The essence of this treatment is viewed by many specialists (Limentani, 1999)
as unethical. Moreover, in a way, it is possible to compare the futility treatment
to euthanasia, but, unlike euthanasia, the futility treatment does not involve
active intervention of a physician to end the life of a patient, instead, it
does not encourage, nor speed the natural onset of death (Limentani, 1999).
At first glance, such a treatment seems to be ethically acceptable because physicians
do not undertake any actions that can lead to the death of the patient. On the
other hand, it is necessary to underline the fact that physicians do not conduct
active treatment that can improve the state of the patient consistently. Such
an approach to the treatment of patients is severely criticized (Limentani,
1999), but it is possible to justify the futility treatment by the fact that
the treatment of patients, to which the futility treatment is applied, is useless
because any treatment cannot help such patients or save their life.
In such a context, a paradoxical arguments opposing to the futility treatment
may arise since, some opponents of this treatment argue that it prolongs sufferings
of patients (Benoff & Grauman, 1997). In actuality, such a view on the futility
treatment is not absolutely correct because, objectively speaking, there is
no effective alternative to this treatment. Obviously, the treatment targeting
at the consistent improvement of the state of the patient will be either useless
or will even prolong sufferings of patients even more. On the other hand, the
only alternative that can shorten sufferings of patients is euthanasia, which
is even more unacceptable from ethical point of view.
In such a situation, the question concerning decision makers arise. In fact,
it is obvious that a physician cannot take such a decision independently from
members of the family of the patient because they have legal and moral rights
to take decisions concerning the treatment. If a physician takes a decision
to start the futility treatment independently from the family of the patient,
he actually takes a decision which concerns the question of the life and death
of the patient that naturally involves close relatives of the patient.
Thus, it is possible to conclude that the futility treatment can be used in
the most hopeless cases, but the decision should be taken by the physician and
the family of the patient.
References:
Benoff, M., & Grauman, D. M. (1997). Mastering the physician integration
challenge. Healthcare Financial Management; Westchester; Jan 1997.
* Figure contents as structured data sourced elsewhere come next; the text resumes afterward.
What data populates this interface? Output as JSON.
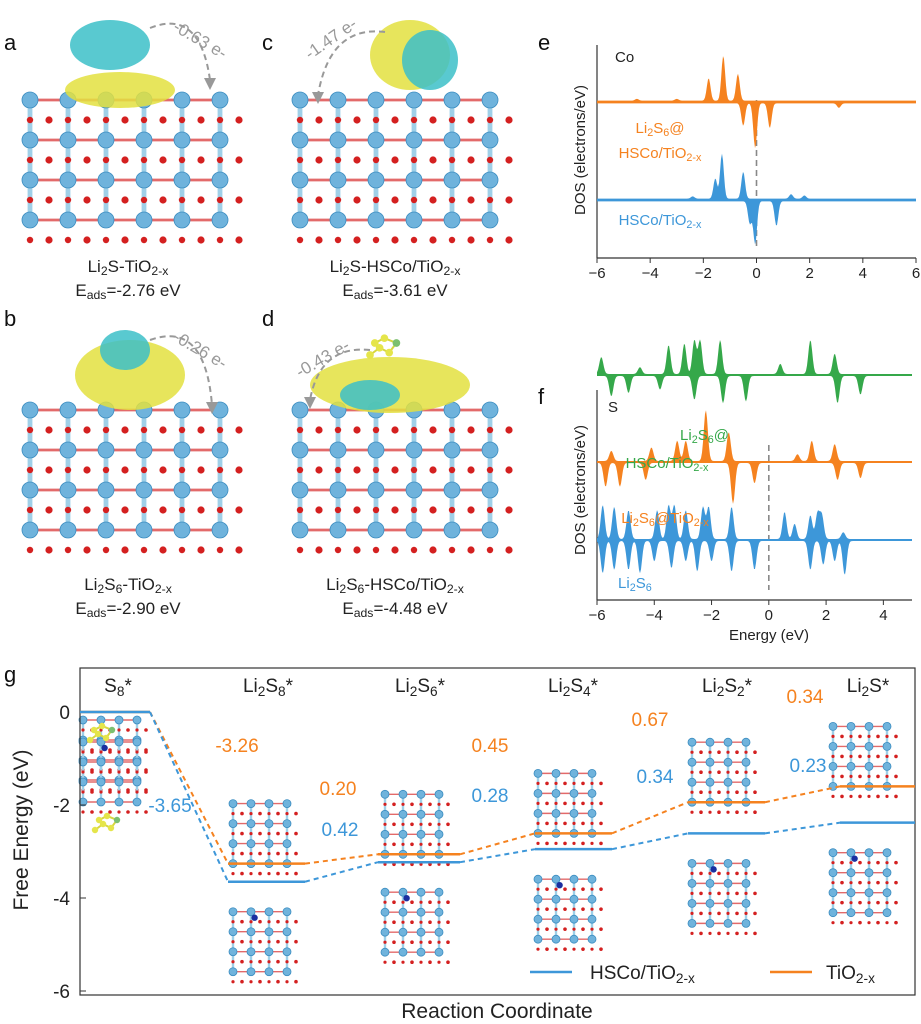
{
  "panels": {
    "a": {
      "letter": "a",
      "title": "Li2S-TiO2-x",
      "energy": "Eads=-2.76 eV",
      "charge": "-0.63 e-"
    },
    "b": {
      "letter": "b",
      "title": "Li2S6-TiO2-x",
      "energy": "Eads=-2.90 eV",
      "charge": "-0.26 e-"
    },
    "c": {
      "letter": "c",
      "title": "Li2S-HSCo/TiO2-x",
      "energy": "Eads=-3.61 eV",
      "charge": "-1.47 e-"
    },
    "d": {
      "letter": "d",
      "title": "Li2S6-HSCo/TiO2-x",
      "energy": "Eads=-4.48 eV",
      "charge": "-0.43 e-"
    }
  },
  "colors": {
    "orange": "#f5821f",
    "blue": "#3d97d9",
    "green": "#35a84a",
    "gray": "#999999"
  },
  "chart_data": [
    {
      "panel": "e",
      "type": "area",
      "element_label": "Co",
      "ylabel": "DOS (electrons/eV)",
      "xlabel": "",
      "xlim": [
        -6,
        6
      ],
      "xticks": [
        "-6",
        "-4",
        "-2",
        "0",
        "2",
        "4",
        "6"
      ],
      "fermi_level": 0,
      "series": [
        {
          "name": "Li2S6@",
          "name2": "HSCo/TiO2-x",
          "color": "#f5821f",
          "peaks": [
            [
              -1.8,
              0.5
            ],
            [
              -1.25,
              1.0
            ],
            [
              -0.7,
              0.6
            ],
            [
              -4.5,
              0.04
            ],
            [
              -3,
              0.04
            ],
            [
              -0.5,
              -0.5
            ],
            [
              -0.05,
              -1.0
            ],
            [
              0.5,
              -0.55
            ],
            [
              3.1,
              -0.1
            ]
          ]
        },
        {
          "name": "HSCo/TiO2-x",
          "color": "#3d97d9",
          "peaks": [
            [
              -1.55,
              0.45
            ],
            [
              -1.3,
              1.0
            ],
            [
              -0.5,
              0.6
            ],
            [
              1.3,
              0.1
            ],
            [
              1.8,
              0.07
            ],
            [
              -2.4,
              0.05
            ],
            [
              -0.25,
              -0.5
            ],
            [
              -0.05,
              -0.95
            ],
            [
              0.75,
              -0.55
            ]
          ]
        }
      ]
    },
    {
      "panel": "f",
      "type": "area",
      "element_label": "S",
      "ylabel": "DOS (electrons/eV)",
      "xlabel": "Energy (eV)",
      "xlim": [
        -6,
        5
      ],
      "xticks": [
        "-6",
        "-4",
        "-2",
        "0",
        "2",
        "4"
      ],
      "fermi_level": 0,
      "series": [
        {
          "name": "Li2S6@",
          "name2": "HSCo/TiO2-x",
          "color": "#35a84a",
          "peaks": [
            [
              -5.85,
              0.5
            ],
            [
              -4.5,
              0.2
            ],
            [
              -3.5,
              0.85
            ],
            [
              -2.95,
              0.9
            ],
            [
              -2.6,
              1.0
            ],
            [
              -2.4,
              1.0
            ],
            [
              -1.7,
              1.0
            ],
            [
              0.4,
              0.3
            ],
            [
              1.45,
              1.0
            ],
            [
              2.3,
              0.6
            ],
            [
              -5.5,
              -0.6
            ],
            [
              -4.9,
              -0.5
            ],
            [
              -3.8,
              -0.4
            ],
            [
              -2.6,
              -0.7
            ],
            [
              -1.6,
              -0.8
            ],
            [
              -0.8,
              -0.75
            ],
            [
              2.4,
              -0.8
            ],
            [
              3.2,
              -0.55
            ]
          ]
        },
        {
          "name": "Li2S6@TiO2-x",
          "color": "#f5821f",
          "peaks": [
            [
              -5.5,
              0.3
            ],
            [
              -4.1,
              0.4
            ],
            [
              -3.2,
              0.6
            ],
            [
              -2.9,
              0.6
            ],
            [
              -2.2,
              1.5
            ],
            [
              -1.4,
              0.85
            ],
            [
              1.0,
              0.2
            ],
            [
              1.5,
              0.6
            ],
            [
              2.3,
              0.5
            ],
            [
              -5.7,
              -0.7
            ],
            [
              -5.2,
              -0.7
            ],
            [
              -4.3,
              -0.5
            ],
            [
              -1.25,
              -1.2
            ],
            [
              -0.5,
              -0.6
            ],
            [
              2.4,
              -0.5
            ],
            [
              3.2,
              -0.45
            ]
          ]
        },
        {
          "name": "Li2S6",
          "color": "#3d97d9",
          "peaks": [
            [
              -5.8,
              1.0
            ],
            [
              -5.4,
              0.95
            ],
            [
              -4.9,
              0.85
            ],
            [
              -3.9,
              0.85
            ],
            [
              -3.5,
              1.0
            ],
            [
              -3.3,
              1.0
            ],
            [
              -2.9,
              0.85
            ],
            [
              -2.3,
              0.95
            ],
            [
              -2.1,
              0.95
            ],
            [
              -1.3,
              0.95
            ],
            [
              0.55,
              0.8
            ],
            [
              0.9,
              0.45
            ],
            [
              1.45,
              0.7
            ],
            [
              1.7,
              0.75
            ],
            [
              1.85,
              0.7
            ],
            [
              2.6,
              0.2
            ],
            [
              -5.8,
              -0.95
            ],
            [
              -5.4,
              -0.85
            ],
            [
              -4.9,
              -0.85
            ],
            [
              -4.5,
              -0.95
            ],
            [
              -4.0,
              -0.6
            ],
            [
              -3.4,
              -0.8
            ],
            [
              -2.9,
              -0.6
            ],
            [
              -2.5,
              -0.9
            ],
            [
              -2.0,
              -0.6
            ],
            [
              -1.3,
              -0.9
            ],
            [
              -0.5,
              -0.85
            ],
            [
              1.45,
              -0.85
            ],
            [
              1.9,
              -0.7
            ],
            [
              2.3,
              -0.6
            ],
            [
              2.65,
              -1.0
            ]
          ]
        }
      ]
    },
    {
      "panel": "g",
      "type": "line",
      "ylabel": "Free Energy (eV)",
      "xlabel": "Reaction Coordinate",
      "ylim": [
        -6,
        1
      ],
      "yticks": [
        "0",
        "-2",
        "-4",
        "-6"
      ],
      "categories": [
        "S8*",
        "Li2S8*",
        "Li2S6*",
        "Li2S4*",
        "Li2S2*",
        "Li2S*"
      ],
      "series": [
        {
          "name": "TiO2-x",
          "color": "#f5821f",
          "values": [
            0,
            -3.26,
            -3.06,
            -2.61,
            -1.94,
            -1.6
          ],
          "step_labels": [
            "-3.26",
            "0.20",
            "0.45",
            "0.67",
            "0.34"
          ]
        },
        {
          "name": "HSCo/TiO2-x",
          "color": "#3d97d9",
          "values": [
            0,
            -3.65,
            -3.23,
            -2.95,
            -2.61,
            -2.38
          ],
          "step_labels": [
            "-3.65",
            "0.42",
            "0.28",
            "0.34",
            "0.23"
          ]
        }
      ],
      "legend": "bottom-right"
    }
  ]
}
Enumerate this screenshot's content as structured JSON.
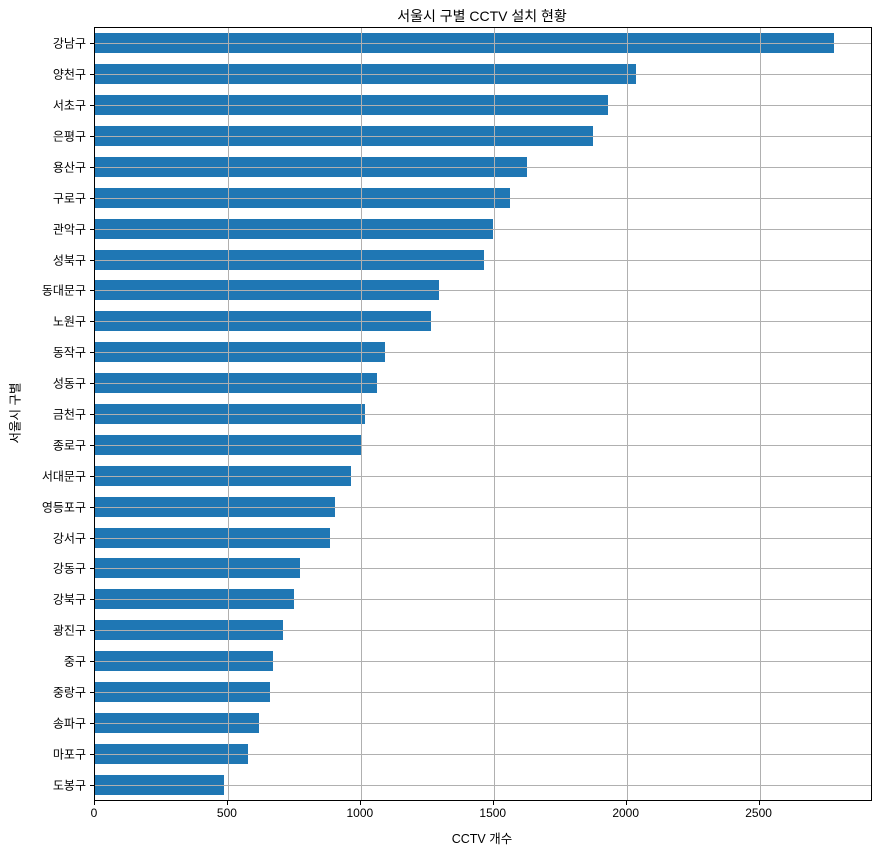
{
  "chart_data": {
    "type": "bar",
    "orientation": "horizontal",
    "title": "서울시 구별 CCTV 설치 현황",
    "xlabel": "CCTV 개수",
    "ylabel": "서울시 구별",
    "categories": [
      "강남구",
      "양천구",
      "서초구",
      "은평구",
      "용산구",
      "구로구",
      "관악구",
      "성북구",
      "동대문구",
      "노원구",
      "동작구",
      "성동구",
      "금천구",
      "종로구",
      "서대문구",
      "영등포구",
      "강서구",
      "강동구",
      "강북구",
      "광진구",
      "중구",
      "중랑구",
      "송파구",
      "마포구",
      "도봉구"
    ],
    "values": [
      2780,
      2034,
      1930,
      1873,
      1624,
      1561,
      1496,
      1464,
      1294,
      1265,
      1091,
      1062,
      1015,
      1002,
      962,
      904,
      884,
      773,
      748,
      707,
      671,
      660,
      618,
      574,
      485
    ],
    "xticks": [
      0,
      500,
      1000,
      1500,
      2000,
      2500
    ],
    "xlim": [
      0,
      2919
    ],
    "grid": true,
    "legend": false,
    "bar_color": "#1f77b4",
    "grid_color": "#b0b0b0",
    "spine_color": "#000000"
  }
}
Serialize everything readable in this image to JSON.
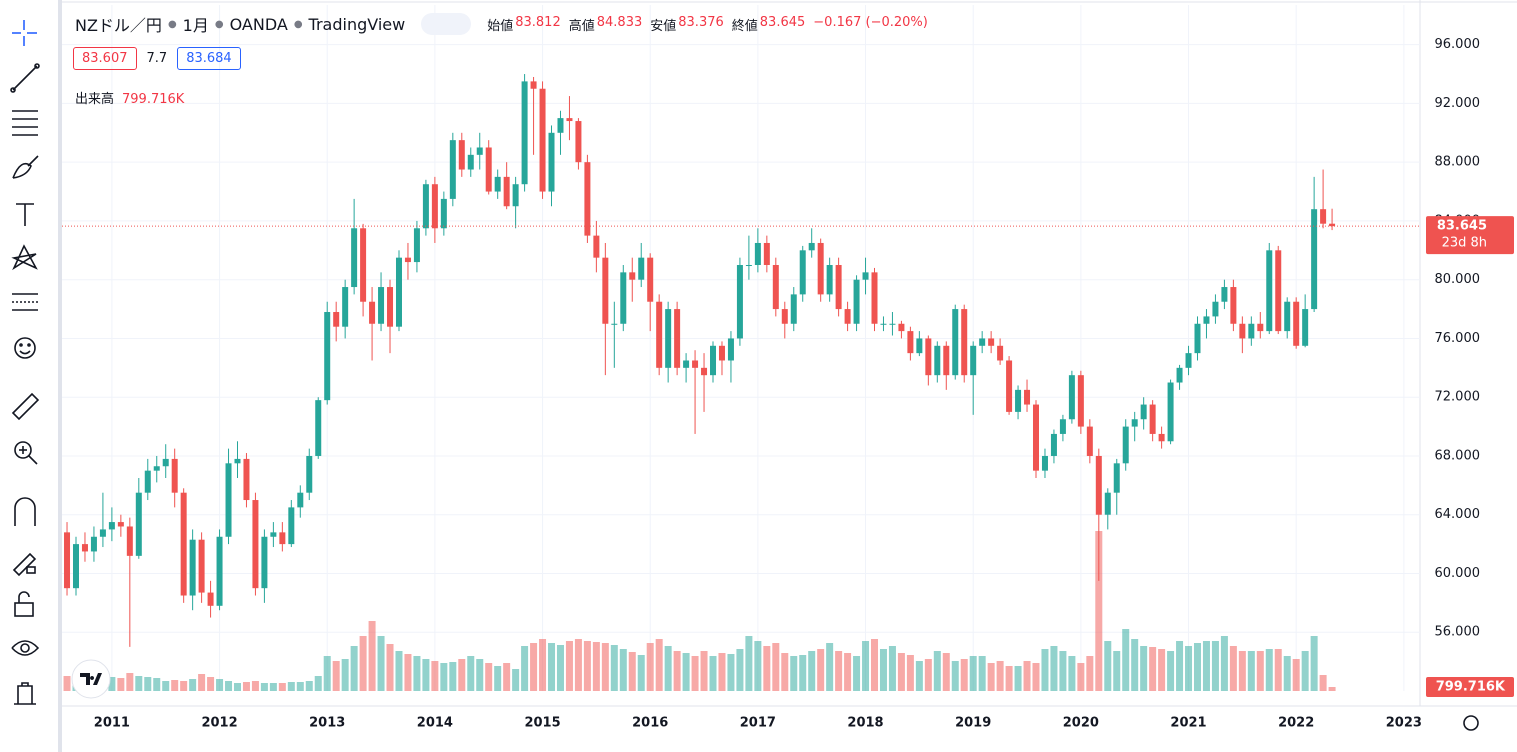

Limentani, A. E. (1999, October). The role of ethical principles in health care
and the implications for ethical codes. Journal of Medical Ethics 25 (5), 394-399.
Ascension Health (2005). Key Ethical Principles. Retrieved on
November 17, 2007, from http://www.ascensionhealth.org/ethics/public/key_principles/main.asp
Kellog Library (2003). Bioethics - Introduction and Definition.
Retrieved on November 17, 2007, from http://www.library.dal.ca/kellogg/Bioethics/definition.htm.
St. James Ethics Center (2006). Ethical Dilemmas of the Month.